FEDERAL HOME LOAN BANKS OFFICE OF FINANCE 

POSITION DESCRIPTION

SUMMARY OF POSITION

The Senior Security Engineer will design, install, configure, and maintain a set of security tools and serve as the Subject Matter Expertise (SME) for those security tools.  The Senior Security Engineer will be focused on Application security and ensure that OF applications and services are secured, implemented with security best practices, and build monitoring capabilities. The person will collaborate with other IT teams in building secure applications and services. 

We’re proud of the way our teammates have a positive impact on everything we do. Our employees are committed to and exemplify our Core Values:

• Integrity through accountability, consistency, transparency and trust
• Agility through adaptability, continuous improvement, expertise, and flexibility
• Partnership through collaboration, communication, leadership, and teamwork
• Inclusivity through diversity, relationships, respect, and support

PRINCIPAL RESPONSIBILITIES

• Develop and maintain software application security policies and procedures
• Implement software application security controls
• Partner with DevOps in developing a secure CICD pipeline
• Design and implement web application firewall (WAF) capabilities, to protect traditional web applications and APIs
• Identify application security vulnerabilities and issues, perform risk assessments and provide mitigations
• Develop security monitoring for applications, endpoints and network
• Conduct technical investigations of application security incidents 
• Interface with senior stakeholders across the IT leadership team to proactively interpret risks and priorities.
• Support the OF’s diversity and inclusion strategy by following policies and procedures that ensure opportunities for employees and diverse business partners.
• Assist with other job duties as assigned.

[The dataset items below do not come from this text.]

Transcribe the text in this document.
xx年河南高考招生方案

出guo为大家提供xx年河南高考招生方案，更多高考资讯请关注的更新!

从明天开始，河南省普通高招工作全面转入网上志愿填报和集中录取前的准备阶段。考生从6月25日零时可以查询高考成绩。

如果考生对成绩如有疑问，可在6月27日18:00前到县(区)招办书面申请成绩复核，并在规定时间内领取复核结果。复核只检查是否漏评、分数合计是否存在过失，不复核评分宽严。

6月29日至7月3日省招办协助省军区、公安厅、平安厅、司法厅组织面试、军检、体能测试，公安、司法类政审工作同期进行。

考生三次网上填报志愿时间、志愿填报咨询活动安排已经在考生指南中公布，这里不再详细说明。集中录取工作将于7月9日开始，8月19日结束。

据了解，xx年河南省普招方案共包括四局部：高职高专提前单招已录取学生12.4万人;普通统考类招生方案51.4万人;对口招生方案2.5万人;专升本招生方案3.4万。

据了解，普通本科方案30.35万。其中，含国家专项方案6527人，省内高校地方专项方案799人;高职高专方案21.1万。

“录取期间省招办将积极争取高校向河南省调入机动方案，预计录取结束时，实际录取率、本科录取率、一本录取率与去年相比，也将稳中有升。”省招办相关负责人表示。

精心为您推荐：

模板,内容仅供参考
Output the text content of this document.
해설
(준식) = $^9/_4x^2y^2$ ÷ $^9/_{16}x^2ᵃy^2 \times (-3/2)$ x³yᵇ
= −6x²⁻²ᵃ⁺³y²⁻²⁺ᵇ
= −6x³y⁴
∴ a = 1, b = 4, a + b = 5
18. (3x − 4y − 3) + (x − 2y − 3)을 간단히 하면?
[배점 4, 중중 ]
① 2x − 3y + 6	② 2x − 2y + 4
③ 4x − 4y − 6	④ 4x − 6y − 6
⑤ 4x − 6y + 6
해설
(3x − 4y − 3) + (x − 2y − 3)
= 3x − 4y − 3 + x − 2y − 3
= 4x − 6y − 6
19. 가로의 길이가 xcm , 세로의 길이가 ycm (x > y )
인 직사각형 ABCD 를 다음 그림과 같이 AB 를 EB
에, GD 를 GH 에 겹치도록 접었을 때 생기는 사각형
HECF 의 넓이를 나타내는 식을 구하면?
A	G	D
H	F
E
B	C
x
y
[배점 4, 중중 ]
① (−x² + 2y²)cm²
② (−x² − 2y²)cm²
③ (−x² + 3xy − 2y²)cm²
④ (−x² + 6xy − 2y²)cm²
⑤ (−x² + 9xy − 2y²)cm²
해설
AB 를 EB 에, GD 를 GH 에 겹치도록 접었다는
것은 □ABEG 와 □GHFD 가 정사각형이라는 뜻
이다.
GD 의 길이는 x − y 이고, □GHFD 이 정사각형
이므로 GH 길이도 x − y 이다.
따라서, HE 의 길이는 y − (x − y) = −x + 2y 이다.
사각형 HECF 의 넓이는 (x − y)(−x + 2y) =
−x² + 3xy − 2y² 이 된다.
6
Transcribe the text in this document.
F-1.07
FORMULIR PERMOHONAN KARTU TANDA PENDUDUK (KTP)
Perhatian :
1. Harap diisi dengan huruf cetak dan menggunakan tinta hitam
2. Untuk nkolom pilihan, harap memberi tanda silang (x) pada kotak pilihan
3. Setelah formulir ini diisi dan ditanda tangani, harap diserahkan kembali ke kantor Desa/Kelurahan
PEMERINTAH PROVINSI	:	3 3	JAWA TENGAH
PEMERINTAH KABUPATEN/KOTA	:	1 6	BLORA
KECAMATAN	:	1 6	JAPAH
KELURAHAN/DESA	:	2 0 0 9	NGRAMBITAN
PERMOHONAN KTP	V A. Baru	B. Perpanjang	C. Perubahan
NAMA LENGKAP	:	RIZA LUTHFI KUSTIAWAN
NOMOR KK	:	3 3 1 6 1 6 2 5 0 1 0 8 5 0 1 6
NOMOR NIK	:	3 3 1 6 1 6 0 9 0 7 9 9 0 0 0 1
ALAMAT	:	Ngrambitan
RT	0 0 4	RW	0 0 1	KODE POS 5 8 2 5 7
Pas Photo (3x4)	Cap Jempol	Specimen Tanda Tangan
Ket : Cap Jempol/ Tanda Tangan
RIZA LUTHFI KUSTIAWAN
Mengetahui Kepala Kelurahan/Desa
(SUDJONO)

PRINCIPAL JOB REQUIREMENTS 

• A minimum of 6 to 8 years of experience in designing, implementing and operating web application firewalls
• Hands-on experience with web application security, including OWASP Top 10 vulnerabilities 
• Hands-on experience with API security, container security and hardening container platform
• Hands-on experience with conducting web application security scans, vulnerability assessments and/or penetration testing
• Experience in investigating problems and processes within established methodologies and best practices.
• Experience working with Authentication and Authorization services like OAuth and OpenID
• Experience in operating on-prem or cloud-based security platforms
• Ability to troubleshoot, communicate and resolve network related issues
• Ability to listen and integrate ideas from diverse groups of individuals, build and maintain respectful relationships, collaborate with others, and resolve conflicts constructively.
• Bachelor’s Degree in Information Security or Computer Science or Computer/Electrical Engineering, and/or equivalent field experience. 
• Proof of eligibility to work in the United States.

EQUAL EMPLOYMENT OPPORTUNITY 

The Federal Home Loan Banks Office of Finance is committed to equal employment opportunity without regard to race (including traits historically associated with race, such as hair texture, hair type and protective hairstyles), color, religion, sex, pregnancy (including childbirth, lactation, and related medical conditions), national origin or ancestry, age, physical or mental disability, veteran status, uniformed service member status, military status, sexual orientation, gender identity, status as a parent, marital status, genetic information (including testing and characteristics), citizenship status, or any other characteristic protected by applicable federal, state, or local law.